In fact, while the religious right is highly vocal about cutting off insurance
coverage for birth control for women on purely moral grounds, you never year
Yap One about not covering Viagra or Cialis or the like, or about the morality
of using chemical means of prolonging male sexual activity far beyond the years
which the Good Lord obviously intended, or He wouldn’t have created erectile
dysfunction.)
(Actually, that whole disconnect about it being okay
for men to rut like rabbits, but not for women, confuses me, because I don’t
exactly know who it is these men are supposed to, you know, rut with. On account of these same religious
right being opposed to homosexuality, too. And I believe bestiality is off
the list as well, quite rightly. So I just don’t quite get that. And here I’m
thinking about radical Christians as well as Islamists. I frankly don’t know
that much about world religions, but I’m betting there are plenty of others out
there that share these views. I believe the term is hypocrites.)
Or, how about that whole dust-up between the Vatican’s
Congregation for the Doctrine of the Faith (those wonderful folks who brought
you the Holy Inquisition) and the Leadership Conference of Women Religious—you
know, the American nuns who have committed the ultimate affront to the Church
Universal and Regressive by advocating an inclusive ministry that doesn’t
demand a lifestyle litmus test for communicants?
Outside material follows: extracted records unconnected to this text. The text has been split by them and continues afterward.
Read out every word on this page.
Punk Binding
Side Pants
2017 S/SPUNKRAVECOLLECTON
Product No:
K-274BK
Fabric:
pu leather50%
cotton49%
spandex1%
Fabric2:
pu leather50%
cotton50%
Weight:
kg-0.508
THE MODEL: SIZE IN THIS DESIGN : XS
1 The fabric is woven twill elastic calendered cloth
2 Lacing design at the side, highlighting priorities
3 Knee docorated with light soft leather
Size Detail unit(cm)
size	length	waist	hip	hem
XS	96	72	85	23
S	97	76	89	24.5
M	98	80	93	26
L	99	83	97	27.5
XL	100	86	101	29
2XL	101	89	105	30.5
Or the various men behind the assaults on American women’s
access to healthcare, to women earning equal pay for equal work or to women
being protected from domestic violence?
To all these men, the sight of a woman with anything
but a baby in one hand and a soup spoon in the other is indeed
fear-inspiring. And the difference between the home-grown Baptist (or Pentecostal
or Roman Catholic or whatever) Taliban and the ones in Pakistan is what we
call the rule of law. As much as Akin, the bishops and their ilk would love
to suppress everyone holding views not absolutely in line with those of their
own narrow sect by any means possible (up to and including RPGs, since doing
God’s work is an absolute defense for anything in their minds), the laws
currently in place under the framework provided by the Constitution impede them
from taking the same action their true-believing confrères in Islamabad and Kabul and Tehran do vis-à-vis those pesky women and homosexuals and others advocating various affronts to their theologies.
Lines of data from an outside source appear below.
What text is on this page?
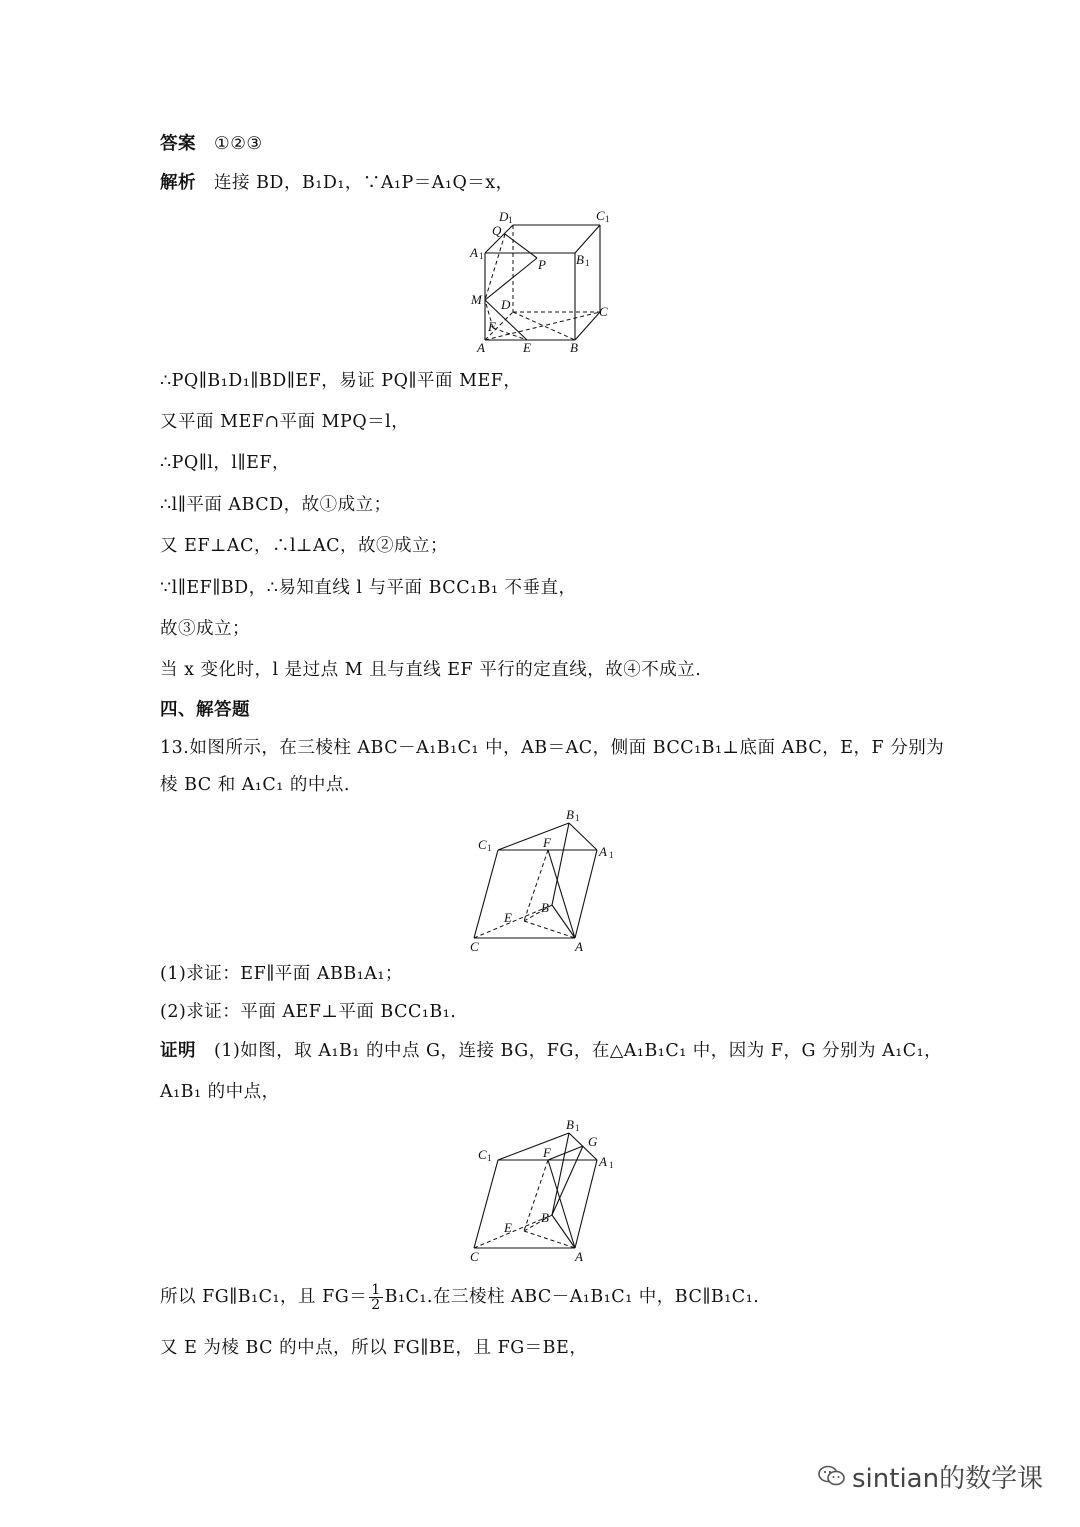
答案 ①②③
解析 连接 BD，B₁D₁，∵A₁P＝A₁Q＝x，
D 1	C 1
Q
A 1
P B 1
M D	C
F
A	E	B
∴PQ∥B₁D₁∥BD∥EF，易证 PQ∥平面 MEF，
又平面 MEF∩平面 MPQ＝l，
∴PQ∥l，l∥EF，
∴l∥平面 ABCD，故①成立；
又 EF⊥AC，∴l⊥AC，故②成立；
∵l∥EF∥BD，∴易知直线 l 与平面 BCC₁B₁ 不垂直，
故③成立；
当 x 变化时，l 是过点 M 且与直线 EF 平行的定直线，故④不成立.
四、解答题
13.如图所示，在三棱柱 ABC－A₁B₁C₁ 中，AB＝AC，侧面 BCC₁B₁⊥底面 ABC，E，F 分别为
棱 BC 和 A₁C₁ 的中点.
B 1
C 1	F
A 1
E
B
C	A
(1)求证：EF∥平面 ABB₁A₁；
(2)求证：平面 AEF⊥平面 BCC₁B₁.
证明 (1)如图，取 A₁B₁ 的中点 G，连接 BG，FG，在△A₁B₁C₁ 中，因为 F，G 分别为 A₁C₁，
A₁B₁ 的中点，
B 1
G
C 1	F
A 1
E
B
C	A
所以 FG∥B₁C₁，且 $FG= \frac{1}{2} B_1C_1$.在三棱柱 ABC－A₁B₁C₁ 中，BC∥B₁C₁.
又 E 为棱 BC 的中点，所以 FG∥BE，且 FG＝BE，
sintian的数学课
So my fellow Americans can go all huffy about how
superior we are to religious whackjobs who are so afraid of a girl with a book
that they call out a drive-by to terminate her with extreme prejudice. But we
might consider cleansing our own temple first.
1 comment:
Good points, true. But as far as I know, there is only one major religion whose extremists are so threatened by the idea of educating women that they are willing to shoot school-age girls.